Um conjunto de factores explica, entretanto, o recuo, hoje visível, deste modelo de intelectual que busca, através dos seus actos públicos, uma aliança entre ética e política. Em primeiro lugar, o enfraquecimento das ideologias do progresso e a ascensão dos valores individualistas, desviando o intelectual de uma missão com um sentido claro que deveria dar voz aos interesses da comunidade. Em segundo lugar, a especialização dos saberes, condenando a uma gradual irrelevância social esse tipo de pessoas que sabia de tudo um pouco, que falava de tudo um pouco, sem jamais se vincular, como diz hoje o jargão, a «competências específicas». Em terceiro lugar, a intervenção dos média, que retirou público e diminuiu o palco no qual elas tinham lugar cativo, assim as afastando do indispensável protagonismo.
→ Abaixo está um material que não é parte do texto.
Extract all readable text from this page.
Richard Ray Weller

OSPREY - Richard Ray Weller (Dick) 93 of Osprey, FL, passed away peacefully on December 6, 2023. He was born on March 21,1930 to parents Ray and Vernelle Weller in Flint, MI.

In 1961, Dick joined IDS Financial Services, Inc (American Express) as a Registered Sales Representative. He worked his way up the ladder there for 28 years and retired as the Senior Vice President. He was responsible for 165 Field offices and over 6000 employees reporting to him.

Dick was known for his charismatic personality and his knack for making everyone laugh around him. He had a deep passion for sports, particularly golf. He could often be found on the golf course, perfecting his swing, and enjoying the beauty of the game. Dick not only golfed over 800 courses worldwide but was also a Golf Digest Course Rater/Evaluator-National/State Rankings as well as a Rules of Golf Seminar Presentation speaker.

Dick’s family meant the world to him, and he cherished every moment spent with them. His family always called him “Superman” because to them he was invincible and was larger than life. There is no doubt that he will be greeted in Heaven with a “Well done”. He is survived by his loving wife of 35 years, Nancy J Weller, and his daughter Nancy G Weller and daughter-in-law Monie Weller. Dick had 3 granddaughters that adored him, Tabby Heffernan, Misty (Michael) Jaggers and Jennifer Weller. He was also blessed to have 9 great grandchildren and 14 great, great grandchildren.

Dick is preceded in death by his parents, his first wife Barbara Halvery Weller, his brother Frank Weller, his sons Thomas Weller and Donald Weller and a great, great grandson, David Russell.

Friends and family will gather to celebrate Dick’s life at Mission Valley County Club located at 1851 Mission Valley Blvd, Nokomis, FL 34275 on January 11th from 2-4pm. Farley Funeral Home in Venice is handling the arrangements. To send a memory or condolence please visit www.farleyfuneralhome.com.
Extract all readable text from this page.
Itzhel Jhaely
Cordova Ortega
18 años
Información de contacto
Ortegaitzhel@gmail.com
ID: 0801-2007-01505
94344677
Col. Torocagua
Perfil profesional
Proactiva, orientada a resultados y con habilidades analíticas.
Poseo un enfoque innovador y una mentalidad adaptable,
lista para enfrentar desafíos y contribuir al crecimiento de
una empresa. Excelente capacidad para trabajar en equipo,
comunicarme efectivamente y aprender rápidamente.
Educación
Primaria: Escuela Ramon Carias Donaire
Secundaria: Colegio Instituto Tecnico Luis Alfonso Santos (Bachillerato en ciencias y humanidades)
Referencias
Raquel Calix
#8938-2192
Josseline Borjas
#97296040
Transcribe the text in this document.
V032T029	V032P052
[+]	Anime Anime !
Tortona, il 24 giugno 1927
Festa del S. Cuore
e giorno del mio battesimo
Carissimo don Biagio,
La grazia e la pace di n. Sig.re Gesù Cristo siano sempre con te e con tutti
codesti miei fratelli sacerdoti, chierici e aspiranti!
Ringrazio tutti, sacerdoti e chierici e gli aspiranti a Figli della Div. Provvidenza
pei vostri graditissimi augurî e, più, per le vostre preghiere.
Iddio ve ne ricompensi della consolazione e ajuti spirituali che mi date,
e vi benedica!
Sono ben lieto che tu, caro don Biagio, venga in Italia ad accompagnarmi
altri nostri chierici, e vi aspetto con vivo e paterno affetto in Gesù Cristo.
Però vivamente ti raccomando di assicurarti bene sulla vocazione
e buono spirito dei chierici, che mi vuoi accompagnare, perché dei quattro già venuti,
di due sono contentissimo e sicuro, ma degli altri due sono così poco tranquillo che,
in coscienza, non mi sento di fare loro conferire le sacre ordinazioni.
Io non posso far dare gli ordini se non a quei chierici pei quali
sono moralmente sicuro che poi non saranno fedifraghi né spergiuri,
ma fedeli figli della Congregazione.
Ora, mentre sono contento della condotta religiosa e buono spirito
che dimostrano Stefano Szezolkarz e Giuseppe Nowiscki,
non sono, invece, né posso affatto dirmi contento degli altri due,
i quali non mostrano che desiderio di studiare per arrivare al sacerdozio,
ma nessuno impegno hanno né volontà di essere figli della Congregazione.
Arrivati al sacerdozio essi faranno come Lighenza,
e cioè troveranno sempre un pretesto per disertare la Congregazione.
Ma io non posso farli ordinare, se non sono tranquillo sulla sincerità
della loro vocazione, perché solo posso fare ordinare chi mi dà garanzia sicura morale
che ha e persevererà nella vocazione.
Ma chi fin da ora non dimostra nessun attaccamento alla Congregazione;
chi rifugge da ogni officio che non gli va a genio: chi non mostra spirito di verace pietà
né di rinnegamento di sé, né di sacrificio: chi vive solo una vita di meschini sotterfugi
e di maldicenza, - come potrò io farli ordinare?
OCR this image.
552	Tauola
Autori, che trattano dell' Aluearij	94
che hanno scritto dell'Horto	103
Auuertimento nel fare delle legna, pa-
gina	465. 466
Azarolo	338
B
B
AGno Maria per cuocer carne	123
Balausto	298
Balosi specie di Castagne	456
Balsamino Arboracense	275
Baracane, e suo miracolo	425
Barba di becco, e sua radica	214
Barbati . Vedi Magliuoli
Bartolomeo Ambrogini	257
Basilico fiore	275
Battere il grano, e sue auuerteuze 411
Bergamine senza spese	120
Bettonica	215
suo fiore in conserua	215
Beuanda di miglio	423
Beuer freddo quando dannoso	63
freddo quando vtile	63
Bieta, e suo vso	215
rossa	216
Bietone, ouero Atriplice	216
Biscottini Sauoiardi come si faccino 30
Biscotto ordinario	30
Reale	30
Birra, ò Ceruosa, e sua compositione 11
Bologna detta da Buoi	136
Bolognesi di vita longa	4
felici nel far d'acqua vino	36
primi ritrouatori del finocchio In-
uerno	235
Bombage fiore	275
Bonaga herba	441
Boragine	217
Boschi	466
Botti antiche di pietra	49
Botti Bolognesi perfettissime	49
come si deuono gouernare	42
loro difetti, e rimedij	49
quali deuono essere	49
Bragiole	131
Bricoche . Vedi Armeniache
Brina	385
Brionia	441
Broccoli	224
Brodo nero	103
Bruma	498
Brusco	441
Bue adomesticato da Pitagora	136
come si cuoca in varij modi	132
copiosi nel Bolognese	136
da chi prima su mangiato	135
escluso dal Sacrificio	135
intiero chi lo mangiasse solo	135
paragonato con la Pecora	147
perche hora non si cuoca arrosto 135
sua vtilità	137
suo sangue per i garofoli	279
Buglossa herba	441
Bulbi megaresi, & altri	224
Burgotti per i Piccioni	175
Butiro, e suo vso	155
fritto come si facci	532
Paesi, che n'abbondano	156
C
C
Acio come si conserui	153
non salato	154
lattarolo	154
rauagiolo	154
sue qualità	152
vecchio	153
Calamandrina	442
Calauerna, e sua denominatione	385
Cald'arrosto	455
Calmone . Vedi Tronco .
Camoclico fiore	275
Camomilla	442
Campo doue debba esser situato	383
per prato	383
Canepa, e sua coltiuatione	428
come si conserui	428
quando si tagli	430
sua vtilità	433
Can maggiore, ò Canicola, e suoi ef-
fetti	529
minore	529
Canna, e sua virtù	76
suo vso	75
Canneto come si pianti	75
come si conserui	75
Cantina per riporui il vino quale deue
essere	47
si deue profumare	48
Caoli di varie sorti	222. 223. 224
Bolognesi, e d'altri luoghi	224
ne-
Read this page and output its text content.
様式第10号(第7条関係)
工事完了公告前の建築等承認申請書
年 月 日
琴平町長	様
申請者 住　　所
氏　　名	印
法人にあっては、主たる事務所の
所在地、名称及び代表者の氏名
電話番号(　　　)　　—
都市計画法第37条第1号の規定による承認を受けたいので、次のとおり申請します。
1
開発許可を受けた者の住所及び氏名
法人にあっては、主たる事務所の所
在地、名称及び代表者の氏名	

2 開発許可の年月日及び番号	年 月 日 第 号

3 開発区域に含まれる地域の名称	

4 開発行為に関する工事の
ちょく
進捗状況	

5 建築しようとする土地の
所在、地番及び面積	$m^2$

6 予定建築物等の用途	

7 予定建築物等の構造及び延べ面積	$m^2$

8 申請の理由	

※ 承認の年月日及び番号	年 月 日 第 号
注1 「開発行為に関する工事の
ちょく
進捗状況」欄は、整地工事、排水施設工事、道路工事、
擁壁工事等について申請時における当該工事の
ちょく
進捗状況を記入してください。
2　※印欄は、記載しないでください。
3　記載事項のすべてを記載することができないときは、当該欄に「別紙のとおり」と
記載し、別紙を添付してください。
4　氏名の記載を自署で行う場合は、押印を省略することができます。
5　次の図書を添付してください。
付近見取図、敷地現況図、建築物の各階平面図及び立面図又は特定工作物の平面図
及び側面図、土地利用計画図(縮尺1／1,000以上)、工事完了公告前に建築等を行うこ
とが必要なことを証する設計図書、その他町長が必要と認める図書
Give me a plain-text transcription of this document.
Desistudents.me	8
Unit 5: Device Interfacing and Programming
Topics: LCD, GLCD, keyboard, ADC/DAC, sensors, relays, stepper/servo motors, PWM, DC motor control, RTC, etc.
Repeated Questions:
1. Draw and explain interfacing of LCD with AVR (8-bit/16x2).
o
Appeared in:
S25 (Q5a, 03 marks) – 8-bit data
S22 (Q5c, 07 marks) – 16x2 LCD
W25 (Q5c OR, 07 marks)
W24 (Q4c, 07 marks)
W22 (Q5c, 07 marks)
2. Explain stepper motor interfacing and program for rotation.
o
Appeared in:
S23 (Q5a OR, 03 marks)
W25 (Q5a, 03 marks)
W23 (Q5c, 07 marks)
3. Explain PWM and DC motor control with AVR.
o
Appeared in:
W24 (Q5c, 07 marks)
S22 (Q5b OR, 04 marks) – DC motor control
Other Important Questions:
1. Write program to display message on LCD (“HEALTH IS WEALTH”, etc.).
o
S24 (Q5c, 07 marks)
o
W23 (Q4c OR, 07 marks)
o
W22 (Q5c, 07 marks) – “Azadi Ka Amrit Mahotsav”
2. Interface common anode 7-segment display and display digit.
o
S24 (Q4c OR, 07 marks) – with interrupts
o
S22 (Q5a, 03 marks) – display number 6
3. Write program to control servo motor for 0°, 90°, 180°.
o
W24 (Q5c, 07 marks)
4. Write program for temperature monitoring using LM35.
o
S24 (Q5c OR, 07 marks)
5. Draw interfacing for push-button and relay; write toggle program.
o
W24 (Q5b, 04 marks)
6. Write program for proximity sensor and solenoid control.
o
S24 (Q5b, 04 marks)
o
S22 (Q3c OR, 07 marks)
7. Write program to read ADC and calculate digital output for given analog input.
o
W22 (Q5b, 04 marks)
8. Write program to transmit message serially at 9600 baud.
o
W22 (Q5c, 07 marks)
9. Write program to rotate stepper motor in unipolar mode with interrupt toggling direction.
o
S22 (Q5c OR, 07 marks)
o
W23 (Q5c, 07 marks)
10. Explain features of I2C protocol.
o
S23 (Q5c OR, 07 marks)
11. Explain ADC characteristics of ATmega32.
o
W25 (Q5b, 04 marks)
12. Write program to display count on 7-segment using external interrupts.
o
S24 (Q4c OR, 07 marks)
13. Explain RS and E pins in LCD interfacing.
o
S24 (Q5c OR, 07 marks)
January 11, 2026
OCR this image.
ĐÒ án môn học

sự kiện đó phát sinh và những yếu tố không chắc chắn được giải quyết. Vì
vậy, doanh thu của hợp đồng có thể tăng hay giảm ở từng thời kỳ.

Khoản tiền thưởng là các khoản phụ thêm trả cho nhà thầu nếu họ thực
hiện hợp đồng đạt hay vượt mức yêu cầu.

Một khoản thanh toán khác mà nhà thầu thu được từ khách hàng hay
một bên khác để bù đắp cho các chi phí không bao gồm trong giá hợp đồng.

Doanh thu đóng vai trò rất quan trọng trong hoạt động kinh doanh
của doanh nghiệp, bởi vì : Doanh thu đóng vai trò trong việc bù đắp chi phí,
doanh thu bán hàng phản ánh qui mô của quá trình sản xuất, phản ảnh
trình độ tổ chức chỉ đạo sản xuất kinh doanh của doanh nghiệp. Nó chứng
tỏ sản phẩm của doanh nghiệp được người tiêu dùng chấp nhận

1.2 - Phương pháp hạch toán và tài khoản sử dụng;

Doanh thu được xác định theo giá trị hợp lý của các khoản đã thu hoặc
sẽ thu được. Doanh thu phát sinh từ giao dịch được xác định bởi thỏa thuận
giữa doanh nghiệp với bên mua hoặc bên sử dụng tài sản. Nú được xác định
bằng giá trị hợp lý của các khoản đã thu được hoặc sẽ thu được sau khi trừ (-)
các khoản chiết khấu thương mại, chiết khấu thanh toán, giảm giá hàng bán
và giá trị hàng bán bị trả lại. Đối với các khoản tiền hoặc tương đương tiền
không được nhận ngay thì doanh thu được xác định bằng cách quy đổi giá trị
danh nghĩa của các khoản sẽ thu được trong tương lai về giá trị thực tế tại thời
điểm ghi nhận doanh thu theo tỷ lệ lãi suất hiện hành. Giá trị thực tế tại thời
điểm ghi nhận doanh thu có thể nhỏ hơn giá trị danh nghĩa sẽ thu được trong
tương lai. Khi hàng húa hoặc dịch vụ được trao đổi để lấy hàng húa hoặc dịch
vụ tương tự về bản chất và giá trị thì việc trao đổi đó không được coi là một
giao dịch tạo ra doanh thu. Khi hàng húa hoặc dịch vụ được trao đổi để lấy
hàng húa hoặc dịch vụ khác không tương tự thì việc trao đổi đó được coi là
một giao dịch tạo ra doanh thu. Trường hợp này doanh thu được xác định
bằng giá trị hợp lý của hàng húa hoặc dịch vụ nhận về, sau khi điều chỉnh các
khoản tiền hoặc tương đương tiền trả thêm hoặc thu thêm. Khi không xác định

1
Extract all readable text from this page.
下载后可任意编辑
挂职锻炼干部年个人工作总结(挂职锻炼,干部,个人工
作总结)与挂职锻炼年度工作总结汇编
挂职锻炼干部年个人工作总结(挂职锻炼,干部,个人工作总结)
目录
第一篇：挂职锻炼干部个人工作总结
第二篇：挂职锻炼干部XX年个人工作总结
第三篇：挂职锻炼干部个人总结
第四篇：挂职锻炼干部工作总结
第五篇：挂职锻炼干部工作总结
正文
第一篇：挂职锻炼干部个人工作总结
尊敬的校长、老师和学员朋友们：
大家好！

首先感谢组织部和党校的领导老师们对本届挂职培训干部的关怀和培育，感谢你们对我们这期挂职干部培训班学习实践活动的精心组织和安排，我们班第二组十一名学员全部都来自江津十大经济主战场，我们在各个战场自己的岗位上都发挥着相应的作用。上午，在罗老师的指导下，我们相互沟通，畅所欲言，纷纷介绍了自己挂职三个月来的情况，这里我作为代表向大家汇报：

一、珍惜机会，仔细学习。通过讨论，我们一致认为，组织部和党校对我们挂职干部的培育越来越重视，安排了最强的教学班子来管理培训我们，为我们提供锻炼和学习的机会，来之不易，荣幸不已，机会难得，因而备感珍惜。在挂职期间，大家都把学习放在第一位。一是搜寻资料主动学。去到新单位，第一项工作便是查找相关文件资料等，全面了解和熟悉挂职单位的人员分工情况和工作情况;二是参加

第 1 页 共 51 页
Em quarto lugar, a disseminação da capacidade de intervenção dos cidadãos, reduzindo a necessidade de figuras-tulares capazes de funcionarem como porta-vozes ou catalisadores dos interesses (o aparecimento dos blogues reforçou, aliás, esta situação). E em quinto e último lugar, a perda de capital simbólico da figura do pensador independente, reconhecido pela sua dimensão moral e de rectidão, pela coragem da opinião única, por troca com o político de aparelho, frequentemente um pragmático de recorte dúctil, traduzido fisionomicamente no aparátchik que não diz o que pensa mas aquilo que o aparelho espera que ele diga. A desastrada carreira partidária de dois dos nossos últimos intelectuais e o achincalhamento a que têm sido submetidos por parte de alguns dos seus ainda ou ex-correligionários – refiro-me a José Pacheco Pereira e a Vasco Pulido Valente, não estando aqui em causa as suas opiniões, mas sim a sua atitude – ilustram bem esta incompatibilidade.
Por tudo isto me parece inapropriado, para não dizer bastante caricato, a crescente invocação da figura do ministro Augusto Santos Silva, que tenho visto mencionada em publicações periódicas e em blogues, como a de um (ou a «do») «intelectual do PS». É que não basta ser-se professor catedrático, terem-se dado aulas numa universidade, editado alguns livros e artigos, escrito artigos de opinião nos jornais e citado Pierre Bourdieu para se ser considerado um intelectual. À maneira zoliana, bem entendido. É preciso, isso sim, assumir-se um perfil moral e de independência, de militância e de ousadia, de coragem e de capacidade de análise, que não combina com um discurso público previsível, sem capacidade de mobilização, subserviente em relação às estratégias mais imediatas e comezinhas do poder. Se a pessoa em causa fosse de facto um «intelectual do PS», utilizaria o seu lugar privilegiado para ajudar a superar o tacticismo cego, para mobilizar o seu próprio partido e a sociedade em favor de uma percepção crítica e de uma dinâmica mais acentuadamente política da actividade de governação. Não se mostrando apenas como uma espécie de cônsul provisório dos aparátchiki.